Feature Animation Building by Robert AM Stern Architects (1994)
Located near the Team Disney building alongside Disney's film studios in Burbank, California, the 22,000-square-metre building is the headquarters for Walt Disney Picture's Feature Animation Studios.
Stern designed the building to recall futuristic buildings often depicted in early animated films, while the building's most distinctive feature is a large magicians hat above its entrance. Based on the famous hat that Mickey Mouse wore as the sorcerer's apprentice in the film Fantasia, it gave the building its nickname – the "hat building".
Celebration Town Hall by Philip Johnson (1996)
Created as part of the town of Celebration, which was developed by The Walt Disney Company near its Orlando theme park in the 1990s, the Town Hall was one of several buildings created by leading architects in the settlement.
Masterplanned by Robert AM Stern and Jaquelin T Robertson the Florida town, which was later sold to a developer, contains buildings in a range of styles that give it a Disney-esque atmosphere.
US architect Philip Johnson's contribution was a postmodern take on a traditional colonnaded building, with columns replaced by 52 thin pillars for a town-hall like building on the town's main square. The settlement's actual town hall is located three blocks away.
Celebration Post Office by Michael Graves (1996)
Tucked alongside the Town Hall on Celebration's central square, Michael Graves's small post office has its entrance in a rotunda-like corner tower punctuated by a rounded window.
Alongside the tower, the grey- and terracotta-coloured post office occupies a shed-like building fronted with a short colonnade.
Celebration cinema by Cesar Pelli (1996)
The extremely distinctive lakeside building was fronted with a pair of spires that are a nod to the futuristic ideals of the 1950s.
Disney's BoardWalk by Robert AM Stern Architects (1996)
Located between the Swan and Dolphin Resort and Epcot at the company's Orlando resort, the BoardWalk was designed to evoke the feeling of an 20th century American resort town.

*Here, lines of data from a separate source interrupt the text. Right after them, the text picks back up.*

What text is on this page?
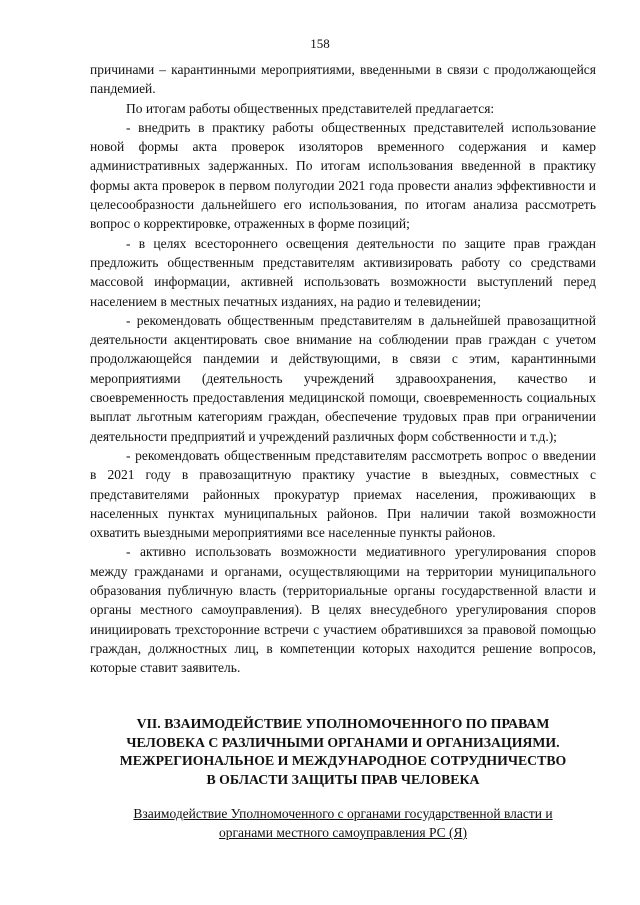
158

причинами – карантинными мероприятиями, введенными в связи с продолжающейся пандемией.

По итогам работы общественных представителей предлагается:

- внедрить в практику работы общественных представителей использование новой формы акта проверок изоляторов временного содержания и камер административных задержанных. По итогам использования введенной в практику формы акта проверок в первом полугодии 2021 года провести анализ эффективности и целесообразности дальнейшего его использования, по итогам анализа рассмотреть вопрос о корректировке, отраженных в форме позиций;

- в целях всестороннего освещения деятельности по защите прав граждан предложить общественным представителям активизировать работу со средствами массовой информации, активней использовать возможности выступлений перед населением в местных печатных изданиях, на радио и телевидении;

- рекомендовать общественным представителям в дальнейшей правозащитной деятельности акцентировать свое внимание на соблюдении прав граждан с учетом продолжающейся пандемии и действующими, в связи с этим, карантинными мероприятиями (деятельность учреждений здравоохранения, качество и своевременность предоставления медицинской помощи, своевременность социальных выплат льготным категориям граждан, обеспечение трудовых прав при ограничении деятельности предприятий и учреждений различных форм собственности и т.д.);

- рекомендовать общественным представителям рассмотреть вопрос о введении в 2021 году в правозащитную практику участие в выездных, совместных с представителями районных прокуратур приемах населения, проживающих в населенных пунктах муниципальных районов. При наличии такой возможности охватить выездными мероприятиями все населенные пункты районов.

- активно использовать возможности медиативного урегулирования споров между гражданами и органами, осуществляющими на территории муниципального образования публичную власть (территориальные органы государственной власти и органы местного самоуправления). В целях внесудебного урегулирования споров инициировать трехсторонние встречи с участием обратившихся за правовой помощью граждан, должностных лиц, в компетенции которых находится решение вопросов, которые ставит заявитель.

VII. ВЗАИМОДЕЙСТВИЕ УПОЛНОМОЧЕННОГО ПО ПРАВАМ
ЧЕЛОВЕКА С РАЗЛИЧНЫМИ ОРГАНАМИ И ОРГАНИЗАЦИЯМИ.
МЕЖРЕГИОНАЛЬНОЕ И МЕЖДУНАРОДНОЕ СОТРУДНИЧЕСТВО
В ОБЛАСТИ ЗАЩИТЫ ПРАВ ЧЕЛОВЕКА
Взаимодействие Уполномоченного с органами государственной власти и
органами местного самоуправления РС (Я)
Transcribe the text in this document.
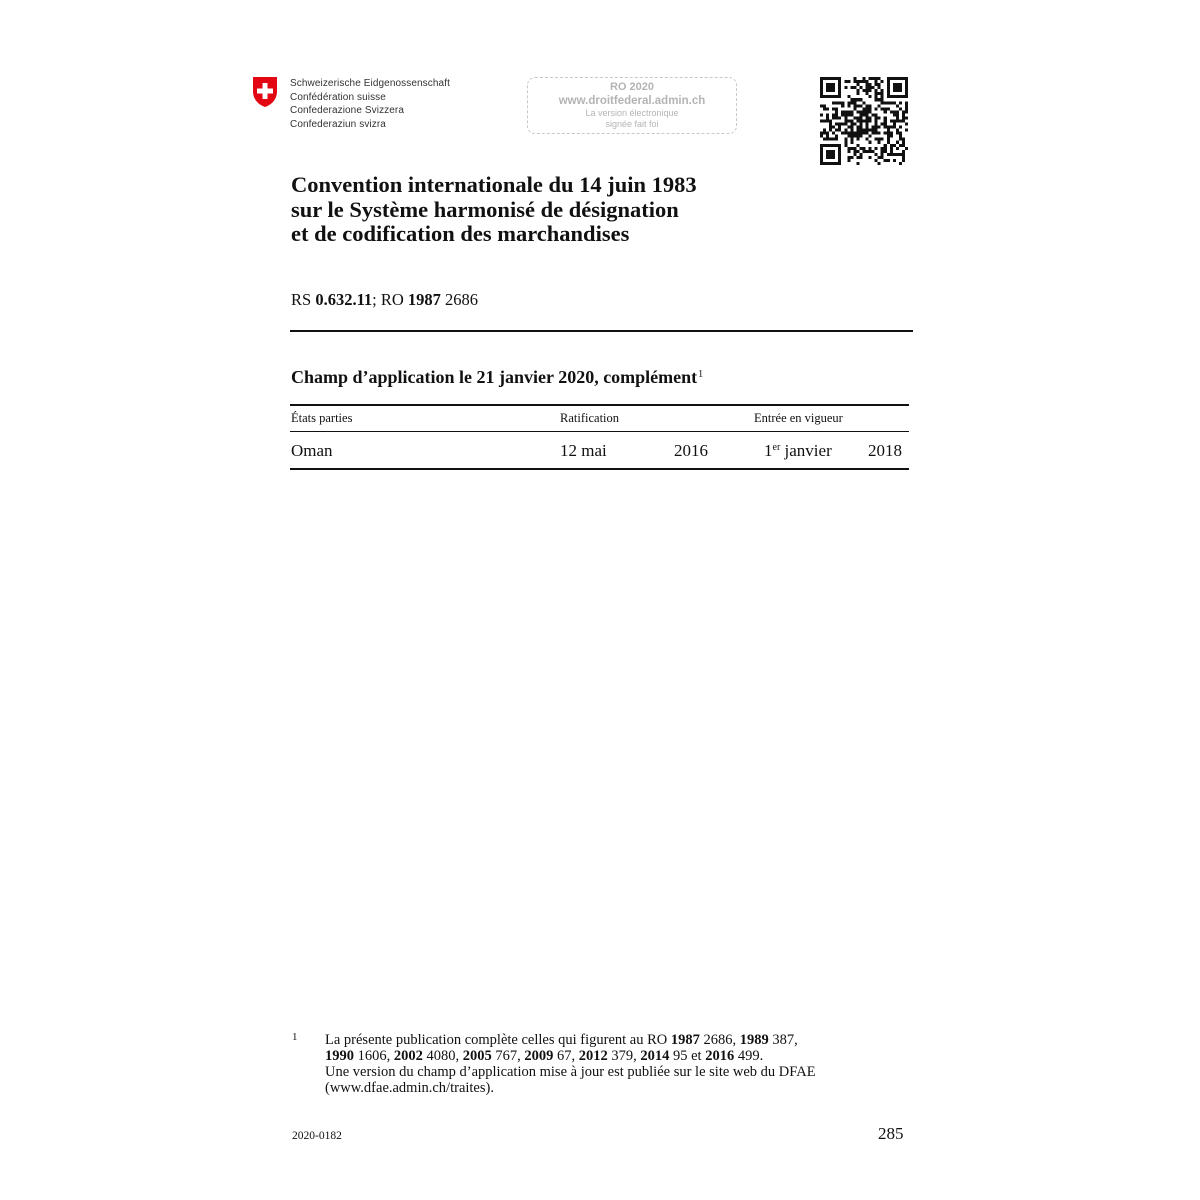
Schweizerische Eidgenossenschaft
Confédération suisse
Confederazione Svizzera
Confederaziun svizra
RO 2020
www.droitfederal.admin.ch
La version électronique
signée fait foi
Convention internationale du 14 juin 1983
sur le Système harmonisé de désignation
et de codification des marchandises
RS 0.632.11; RO 1987 2686
Champ d’application le 21 janvier 2020, complément$^1$
États parties	Ratification	Entrée en vigueur
Oman	12 mai	2016	1er janvier 2018
1 La présente publication complète celles qui figurent au RO 1987 2686, 1989 387,
1990 1606, 2002 4080, 2005 767, 2009 67, 2012 379, 2014 95 et 2016 499.
Une version du champ d’application mise à jour est publiée sur le site web du DFAE
(www.dfae.admin.ch/traites).
2020-0182	285
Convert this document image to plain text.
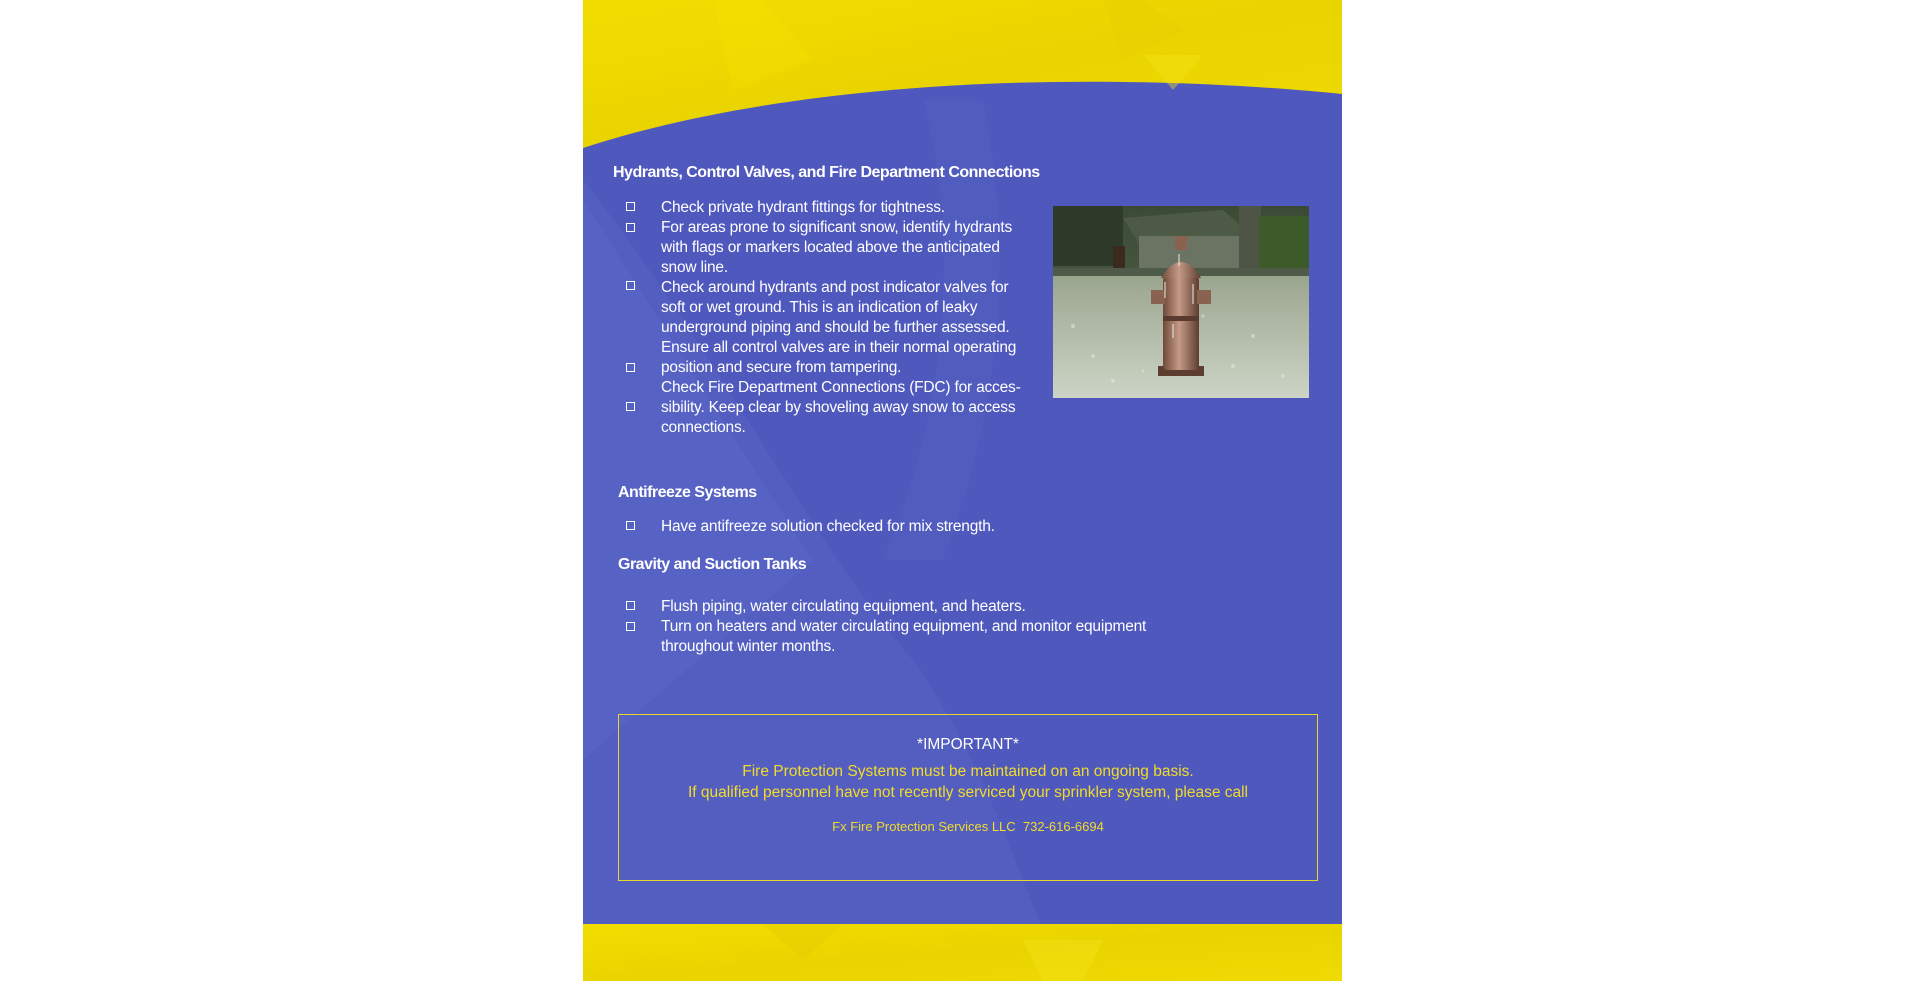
Hydrants, Control Valves, and Fire Department Connections
Check private hydrant fittings for tightness.
For areas prone to significant snow, identify hydrants
with flags or markers located above the anticipated
snow line.
Check around hydrants and post indicator valves for
soft or wet ground. This is an indication of leaky
underground piping and should be further assessed.
Ensure all control valves are in their normal operating
position and secure from tampering.
Check Fire Department Connections (FDC) for acces-
sibility. Keep clear by shoveling away snow to access
connections.
Antifreeze Systems
Have antifreeze solution checked for mix strength.
Gravity and Suction Tanks
Flush piping, water circulating equipment, and heaters.
Turn on heaters and water circulating equipment, and monitor equipment
throughout winter months.
*IMPORTANT*
Fire Protection Systems must be maintained on an ongoing basis.
If qualified personnel have not recently serviced your sprinkler system, please call
Fx Fire Protection Services LLC  732-616-6694
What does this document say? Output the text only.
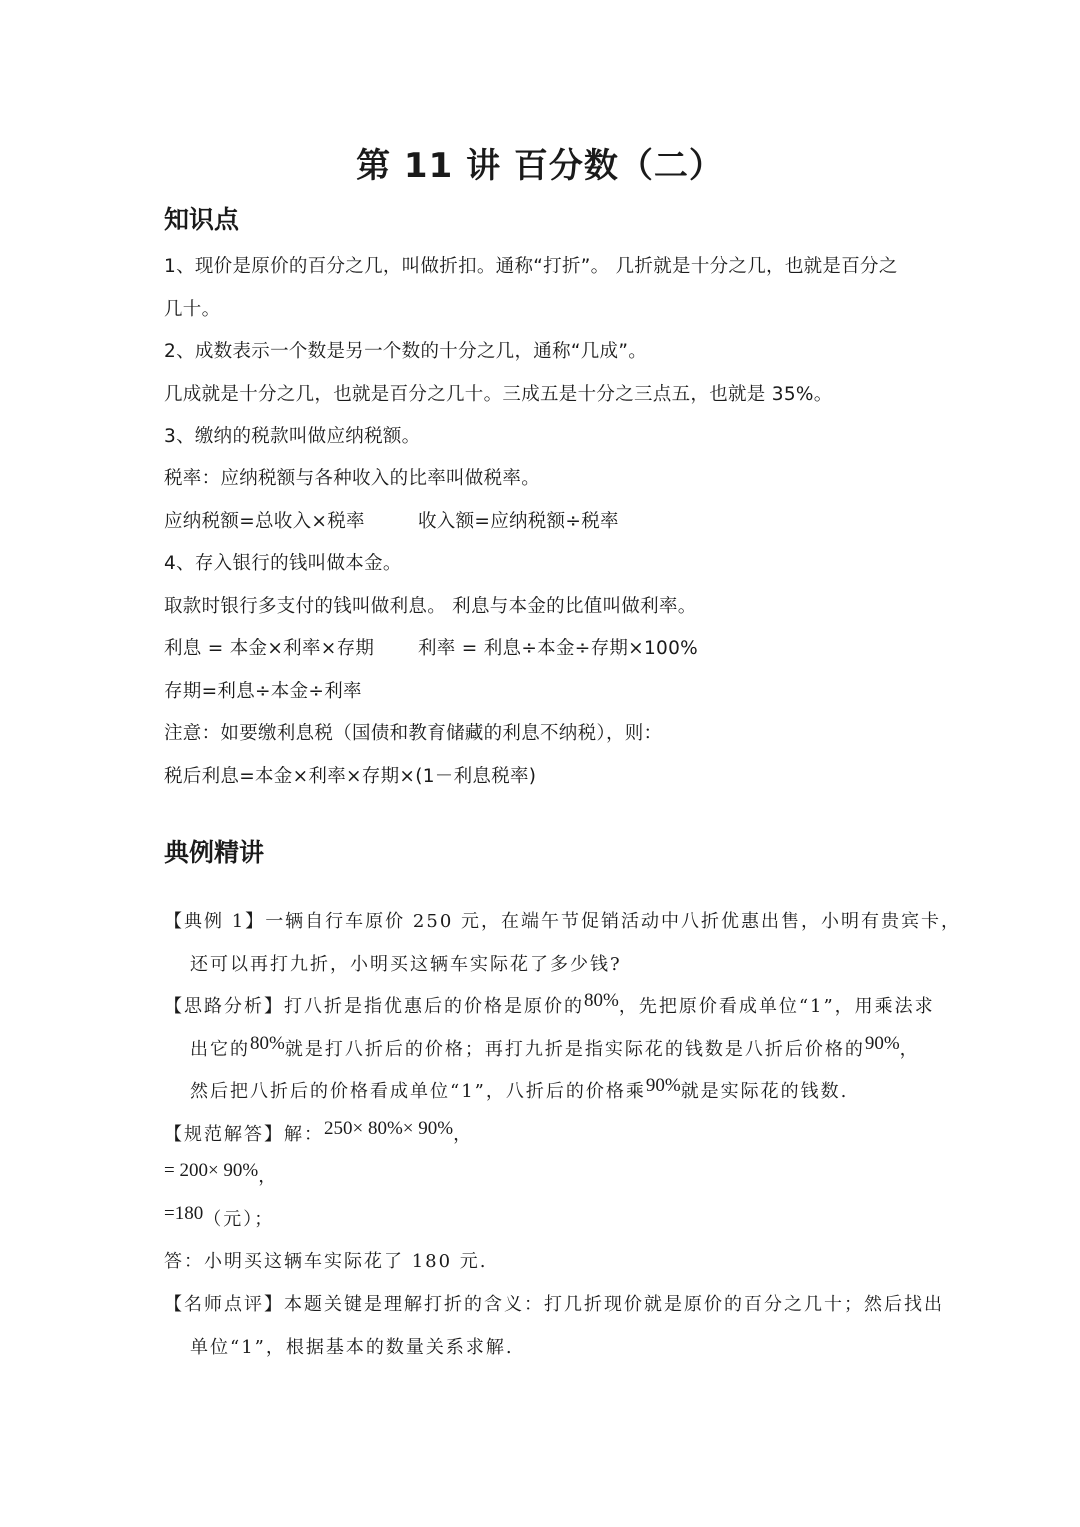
第 11 讲 百分数（二）
知识点
1、现价是原价的百分之几，叫做折扣。通称“打折”。 几折就是十分之几，也就是百分之
几十。
2、成数表示一个数是另一个数的十分之几，通称“几成”。
几成就是十分之几，也就是百分之几十。三成五是十分之三点五，也就是 35%。
3、缴纳的税款叫做应纳税额。
税率：应纳税额与各种收入的比率叫做税率。
应纳税额=总收入×税率	收入额=应纳税额÷税率
4、存入银行的钱叫做本金。
取款时银行多支付的钱叫做利息。 利息与本金的比值叫做利率。
利息 = 本金×利率×存期 利率 = 利息÷本金÷存期×100%
存期=利息÷本金÷利率
注意：如要缴利息税（国债和教育储藏的利息不纳税），则：
税后利息=本金×利率×存期×(1－利息税率)
典例精讲
【典例 1】一辆自行车原价 250 元，在端午节促销活动中八折优惠出售，小明有贵宾卡，
还可以再打九折，小明买这辆车实际花了多少钱?
【思路分析】打八折是指优惠后的价格是原价的80%，先把原价看成单位“1”，用乘法求
出它的80%就是打八折后的价格；再打九折是指实际花的钱数是八折后价格的90%，
然后把八折后的价格看成单位“1”，八折后的价格乘90%就是实际花的钱数.
【规范解答】解：250× 80%× 90%，
= 200× 90%，
=180（元）；
答：小明买这辆车实际花了 180 元.
【名师点评】本题关键是理解打折的含义：打几折现价就是原价的百分之几十；然后找出
单位“1”，根据基本的数量关系求解.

The building, which was designed to appear like look like a series of interconnected structures, contains 378 hotel rooms, 528 Disney vacation club suites along with conference families and numerous cafes and restaurants.
Walt Disney Concert Hall by Frank Gehry (2003)
Occupying an entire city block in downtown Los Angeles, the Walt Disney Concert Hall was funded by a gift from Lillian Disney – Walt Disney's wife.